Le jidai geki selon Yamada

Le Samouraï du crépuscule (Tasogare Seibei)
Yôji Yamada – 2002

Après Tora-san, j’ai fini la tétralogie Gakko, me voilà tout triste… mais pas longtemps car il faut maintenant enchaîner avec la trilogie de Yamada consacré au jidai geki.

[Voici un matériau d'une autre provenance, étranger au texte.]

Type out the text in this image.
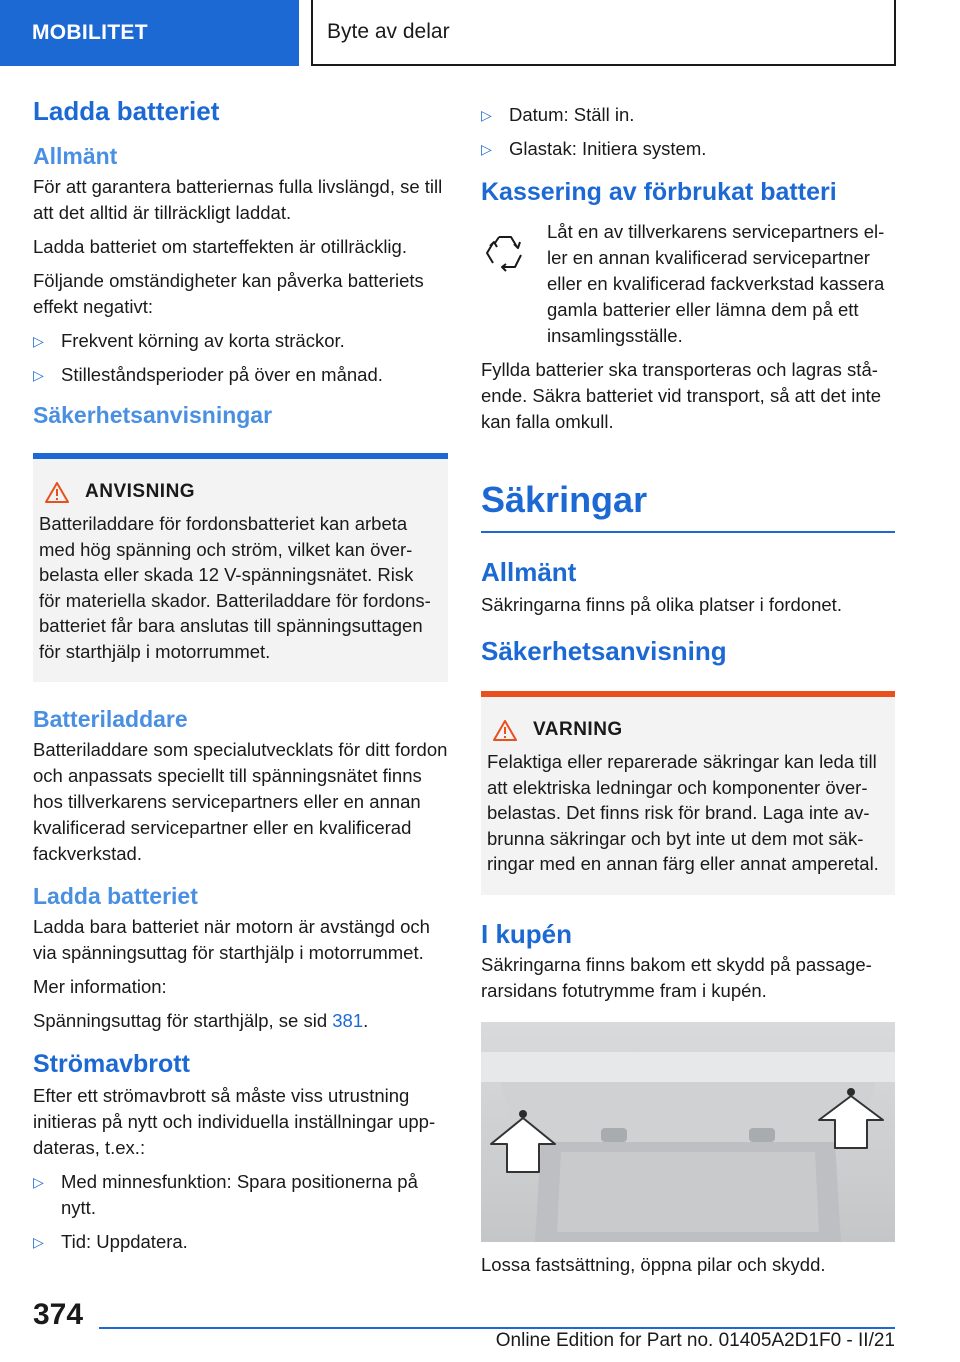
MOBILITET	Byte av delar
Ladda batteriet
Allmänt

För att garantera batteriernas fulla livslängd, se till att det alltid är tillräckligt laddat.

Ladda batteriet om starteffekten är otillräcklig.

Följande omständigheter kan påverka batteriets effekt negativt:

▷ Frekvent körning av korta sträckor.
▷ Stilleståndsperioder på över en månad.
Säkerhetsanvisningar
ANVISNING

Batteriladdare för fordonsbatteriet kan arbeta med hög spänning och ström, vilket kan överbelasta eller skada 12 V-spänningsnätet. Risk för materiella skador. Batteriladdare för fordonsbatteriet får bara anslutas till spänningsuttagen för starthjälp i motorrummet.

Batteriladdare

Batteriladdare som specialutvecklats för ditt fordon och anpassats speciellt till spänningsnätet finns hos tillverkarens servicepartners eller en annan kvalificerad servicepartner eller en kvalificerad fackverkstad.

Ladda batteriet

Ladda bara batteriet när motorn är avstängd och via spänningsuttag för starthjälp i motorrummet.

Mer information:

Spänningsuttag för starthjälp, se sid 381.

Strömavbrott

Efter ett strömavbrott så måste viss utrustning initieras på nytt och individuella inställningar uppdateras, t.ex.:

▷ Med minnesfunktion: Spara positionerna på nytt.
▷ Tid: Uppdatera.
▷ Datum: Ställ in.
▷ Glastak: Initiera system.
Kassering av förbrukat batteri

Låt en av tillverkarens servicepartners eller en annan kvalificerad servicepartner eller en kvalificerad fackverkstad kassera gamla batterier eller lämna dem på ett insamlingsställe.

Fyllda batterier ska transporteras och lagras stående. Säkra batteriet vid transport, så att det inte kan falla omkull.

Säkringar
Allmänt

Säkringarna finns på olika platser i fordonet.

Säkerhetsanvisning
VARNING

Felaktiga eller reparerade säkringar kan leda till att elektriska ledningar och komponenter överbelastas. Det finns risk för brand. Laga inte avbrunna säkringar och byt inte ut dem mot säkringar med en annan färg eller annat amperetal.

I kupén

Säkringarna finns bakom ett skydd på passagerarsidans fotutrymme fram i kupén.

Lossa fastsättning, öppna pilar och skydd.

374
Online Edition for Part no. 01405A2D1F0 - II/21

Après 77 films, alors âgé de 71 ans, Yamada estime en effet qu’il est temps pour lui d’aborder le genre. Mais attention ! pas pour rigoler, comme c’était le cas pour quelques histoires pre-Tora-san ou bien lors de rêves inauguraux pour quelques opus de sa fameuse saga. Pas totalement satisfait par ce que proposait le genre, il décide d’amasser une somme colossale d’information afin de livrer un film qui sera pleinement réaliste. Et de fait, on a, en voyant ce Samouaï du crépuscule, l’impression d’assister à un jidai geki inhabituel. Ceux qui ont adoré Harakiri apprécieront probablement ce film. Non qu’il se termine par un bain de sang, mais parce qu’il a pour personnage principal un samouraï de bas rang. Pauvre, pouilleux, ayant perdu sa femme et devant s’occuper de ses deux petites filles et de sa mère malade, Seibei est préposé dans son fief à la comptabilité des récoltes. Gagnant une misère, il en est rendu à fabriquer des cages à moustiques pour arrondir ses fins de mois. Et ça ne lui pose pas de problème. Devenir même paysan, le jour où l’on n’aurait plus besoin de samouraïs, lui est complètement envisageable.

On est donc plongé dans ce quotidien paisible parfois tout de même un peu troublé par quelques péripéties. Mais manifestement, avoir un nombre substantiel de scènes d’action ne faisait pas partie du cahier des charges de Yamada qui ne livre que deux scènes de duels. Deux scènes cependant réussies et, là aussi, fruit de ses recherches documentaires. Habituellement, dans un jidai geki, un coup bien placé et l’adversaire meurt. Mais apparemment, ce n’était pas forcément le cas, des sources indiquant que les combats trouvaient souvent leur fin après une durée parfois conséquente, quand l’un des adversaires s’écoulait à demi vidé de son sang après avoir encaissé plusieurs blessures. Ainsi le deuxième duel, de surcroît précédé d’un prologue dialogué assez intéressant.

Approche plutôt neuve, donc, et à laquelle s’ajoute de ces ingrédients qui, dès les premières minutes, font comprendre que l’on est bien devant un film de Yamada. Ainsi la venue du vieil oncle, mécontent d’apprendre que Seibei s’est fait houspiller par son chef parce qu’il sentait mauvais. Le fâcheux typique qui permet après à la cellule familiale de s’enjoyer par contraste.

Le film a connu un succès flatteur, à la fois au Japon et à l’étranger. C’est en effet le premier film de Yamada à connaître les honneurs des écrans français. Et apparemment, les deux autres opus sont de la même qualité. On le croyait calmé, Yamada revient plus inusable que jamais.